De nombreux points encore en suspens
Dans ce contexte, et avec de nombreux points toujours en discussion, une signature de l’ACI sur les CPTS par les syndicats médicaux reste très hypothétique. « En l’état, je ne signe pas », confie le président du SML, le Dr Philippe Vermesch. Pour lui, le compte « n’y est pas du tout », tant au niveau du financement (voir encadré) que des missions confiées aux CPTS. « Si vous voulez intéresser les gens, il ne faut pas que les missions soient compliquées ». Alors que dans le projet d’avenant présenté par la Cnam jeudi, la caisse souhaite confier au total six missions aux CPTS, le Dr Vermesch estime que trois suffisent : coordination des parcours, les soins non programmés et accès à un médecin traitant sont suffisantes pour commencer.
« Il faut faire encore un effort sur le financement, sa pérennité, dit de son côté le Dr Hamon. Il y a eu quelques petits progrès, comme le fait que le financement pour la coordination, le temps de réunion et des systèmes d’information soit versé d’un coup dès la création de la CPTS. »
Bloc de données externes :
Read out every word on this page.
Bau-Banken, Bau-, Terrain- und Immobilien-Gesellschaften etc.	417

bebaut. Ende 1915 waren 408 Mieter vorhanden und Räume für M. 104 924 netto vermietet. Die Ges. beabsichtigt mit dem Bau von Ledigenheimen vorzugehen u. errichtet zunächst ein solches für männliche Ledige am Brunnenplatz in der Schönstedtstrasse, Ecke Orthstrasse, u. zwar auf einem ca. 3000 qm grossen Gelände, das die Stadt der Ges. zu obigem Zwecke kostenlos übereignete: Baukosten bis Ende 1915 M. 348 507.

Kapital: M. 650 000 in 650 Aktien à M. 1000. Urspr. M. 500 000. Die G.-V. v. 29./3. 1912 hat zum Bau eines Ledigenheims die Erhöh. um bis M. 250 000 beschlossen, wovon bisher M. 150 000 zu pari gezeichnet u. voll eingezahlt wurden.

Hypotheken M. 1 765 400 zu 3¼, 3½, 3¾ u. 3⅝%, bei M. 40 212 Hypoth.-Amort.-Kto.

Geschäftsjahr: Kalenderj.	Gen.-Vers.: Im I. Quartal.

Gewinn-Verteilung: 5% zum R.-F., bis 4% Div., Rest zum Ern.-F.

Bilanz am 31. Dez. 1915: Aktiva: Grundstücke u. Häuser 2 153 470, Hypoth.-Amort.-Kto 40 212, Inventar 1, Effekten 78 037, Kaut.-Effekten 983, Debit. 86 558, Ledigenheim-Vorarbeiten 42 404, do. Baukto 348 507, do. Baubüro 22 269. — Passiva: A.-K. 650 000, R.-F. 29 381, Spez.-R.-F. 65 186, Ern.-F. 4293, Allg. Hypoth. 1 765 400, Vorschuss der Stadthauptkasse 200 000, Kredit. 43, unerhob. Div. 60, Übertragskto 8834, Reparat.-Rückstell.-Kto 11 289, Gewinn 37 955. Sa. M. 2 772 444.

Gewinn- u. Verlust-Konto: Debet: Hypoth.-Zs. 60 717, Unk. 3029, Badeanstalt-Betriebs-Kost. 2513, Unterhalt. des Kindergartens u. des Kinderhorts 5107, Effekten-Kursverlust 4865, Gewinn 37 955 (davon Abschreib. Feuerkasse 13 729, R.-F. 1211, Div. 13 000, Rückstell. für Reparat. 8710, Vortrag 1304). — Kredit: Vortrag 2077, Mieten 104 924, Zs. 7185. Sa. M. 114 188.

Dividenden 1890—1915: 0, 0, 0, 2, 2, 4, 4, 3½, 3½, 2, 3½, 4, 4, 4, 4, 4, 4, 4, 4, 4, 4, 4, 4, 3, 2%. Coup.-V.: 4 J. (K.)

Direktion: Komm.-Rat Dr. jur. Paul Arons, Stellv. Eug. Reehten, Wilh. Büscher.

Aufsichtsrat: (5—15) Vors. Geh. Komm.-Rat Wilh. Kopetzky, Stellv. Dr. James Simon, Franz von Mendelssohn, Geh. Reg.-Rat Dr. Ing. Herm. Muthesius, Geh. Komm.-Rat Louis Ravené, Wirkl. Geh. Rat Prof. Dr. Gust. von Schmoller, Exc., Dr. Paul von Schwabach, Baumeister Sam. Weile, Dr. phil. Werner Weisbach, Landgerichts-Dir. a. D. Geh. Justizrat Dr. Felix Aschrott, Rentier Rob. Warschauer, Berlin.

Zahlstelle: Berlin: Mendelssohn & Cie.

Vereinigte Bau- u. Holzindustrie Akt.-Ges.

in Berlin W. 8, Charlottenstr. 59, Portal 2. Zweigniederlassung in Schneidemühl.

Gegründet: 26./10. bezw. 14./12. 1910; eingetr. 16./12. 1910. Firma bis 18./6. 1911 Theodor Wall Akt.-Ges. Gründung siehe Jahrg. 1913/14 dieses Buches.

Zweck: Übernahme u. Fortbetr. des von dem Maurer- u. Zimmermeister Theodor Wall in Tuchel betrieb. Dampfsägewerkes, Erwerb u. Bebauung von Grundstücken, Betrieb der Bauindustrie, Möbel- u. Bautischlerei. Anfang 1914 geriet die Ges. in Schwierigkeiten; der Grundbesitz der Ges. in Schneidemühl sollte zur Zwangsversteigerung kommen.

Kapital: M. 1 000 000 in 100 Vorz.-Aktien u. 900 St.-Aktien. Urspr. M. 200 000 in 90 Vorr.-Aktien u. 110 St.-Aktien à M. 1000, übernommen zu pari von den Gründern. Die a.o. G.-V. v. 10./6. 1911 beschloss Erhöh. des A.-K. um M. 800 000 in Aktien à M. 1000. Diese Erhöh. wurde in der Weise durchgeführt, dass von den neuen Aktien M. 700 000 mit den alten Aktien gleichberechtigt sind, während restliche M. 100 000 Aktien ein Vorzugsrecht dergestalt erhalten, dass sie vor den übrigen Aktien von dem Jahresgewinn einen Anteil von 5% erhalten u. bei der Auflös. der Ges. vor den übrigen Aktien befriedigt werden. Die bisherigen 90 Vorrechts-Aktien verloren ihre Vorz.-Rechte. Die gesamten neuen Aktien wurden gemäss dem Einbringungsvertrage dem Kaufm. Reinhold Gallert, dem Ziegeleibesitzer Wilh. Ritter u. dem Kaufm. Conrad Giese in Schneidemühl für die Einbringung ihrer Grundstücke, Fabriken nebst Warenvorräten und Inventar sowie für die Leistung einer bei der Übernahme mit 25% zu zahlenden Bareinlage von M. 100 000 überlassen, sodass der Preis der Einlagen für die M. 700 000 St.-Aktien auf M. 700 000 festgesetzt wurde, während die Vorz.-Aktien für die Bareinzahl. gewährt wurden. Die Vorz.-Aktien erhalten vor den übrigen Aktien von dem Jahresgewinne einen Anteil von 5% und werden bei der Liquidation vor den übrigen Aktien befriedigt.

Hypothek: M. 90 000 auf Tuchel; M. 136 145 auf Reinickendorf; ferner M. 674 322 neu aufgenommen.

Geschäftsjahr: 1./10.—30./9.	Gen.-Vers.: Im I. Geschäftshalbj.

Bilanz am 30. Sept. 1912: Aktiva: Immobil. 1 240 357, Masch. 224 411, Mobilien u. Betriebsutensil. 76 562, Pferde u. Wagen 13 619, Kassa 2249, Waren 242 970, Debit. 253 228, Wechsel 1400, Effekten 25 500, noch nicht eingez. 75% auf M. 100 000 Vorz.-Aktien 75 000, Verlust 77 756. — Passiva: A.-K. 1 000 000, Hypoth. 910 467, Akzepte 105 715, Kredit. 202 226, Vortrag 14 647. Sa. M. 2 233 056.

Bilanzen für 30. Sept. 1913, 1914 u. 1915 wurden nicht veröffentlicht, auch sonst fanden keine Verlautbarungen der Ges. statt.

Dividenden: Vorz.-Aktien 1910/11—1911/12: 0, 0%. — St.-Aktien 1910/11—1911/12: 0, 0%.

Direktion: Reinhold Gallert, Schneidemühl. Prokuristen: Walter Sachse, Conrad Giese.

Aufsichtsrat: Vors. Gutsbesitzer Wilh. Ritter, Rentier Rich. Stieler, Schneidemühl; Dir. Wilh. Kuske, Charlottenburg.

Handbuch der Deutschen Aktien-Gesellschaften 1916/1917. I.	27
Alors que la caisse prévoit trois catégories de CPTS (moins de 40 000 habitants, de 40 000 à 80 000 et plus de 80 000) avec des niveaux de financement différents, le Dr Duquesnel souhaite en ajouter une quatrième. « Car il devrait y avoir des CPTS qui couvrent plus de 200 000 ou 300 000 habitants », justifie-t-il.
Pour l’heure, les CPTS sont encore « un gros machin que le gouvernement veut absolument faire aboutir » selon le Dr Vermesch, qui se « demande vraiment s’il y parviendra ». « Ça ne se fera pas en deux ans. Je ne dis pas jamais, mais ce n’est pas à marche forcée que ça fonctionnera. Il faut faire beaucoup plus simple », conclut le président du SML.
Financement : jusqu’à 300 000 euros pour les CPTS les plus grandes
Le projet d’avenant présenté jeudi lors de la cinquième séance de négociation, dont Le Généraliste a eu copie, précise les modalités de financement des futures CPTS.
L’Assurance maladie propose de financer celles-ci dès la signature du contrat avec l’ARS et la Cnam en versant intégralement le montant dédié au fonctionnement de la structure (rémunération d’un coordonnateur, valorisation du temps de concertation, aide à l’acquisition d’outils de partage numérique).
Les CPTS de taille 1 (couvrant moins de 40 000 habitants) percevraient 50 000 euros, celle de taille 2 (40 000 à 80 000) 60 000 euros, et celle de taille 3 (plus de 80 000) 70 000 euros. Pour les années suivantes, elles percevraient 75 % de cette somme dès la date anniversaire du contrat.
Rémunération des missions
La Cnam souhaite que les CPTS exercent quatre missions socles au bout de deux ans : accès facilité à un médecin traitant, accès à des soins non programmés, organisation de parcours et prévention. Deux missions optionnelles pourraient également être remplies : qualité et pertinence et accompagnement des professionnels de santé.
Pour ces missions, CPTS, Cnam et ARS définiront ensemble les objectifs à atteindre au moment de leur lancement. Leur financement sera réparti en deux parts : une fixe et forfaitaire, qui dépendrait de la taille de la CPTS, et une autre qui serait définie « localement dans le cadre du contrat propre à chaque CPTS, au regard des conditions de mise en œuvre de la mission proposées par la CPTS et de l’atteinte des objectifs définis », indique la caisse.
Au total : une CPTS couvrant plus de 80 000 habitants et remplissant les six missions référencées pourrait potentiellement percevoir 300 000 euros par an, selon l’Assurance maladie. Une CPTS de moins de 40 000 habitants remplissant les mêmes conditions pourrait quant à elle recevoir jusqu’à 175 000 euros annuels.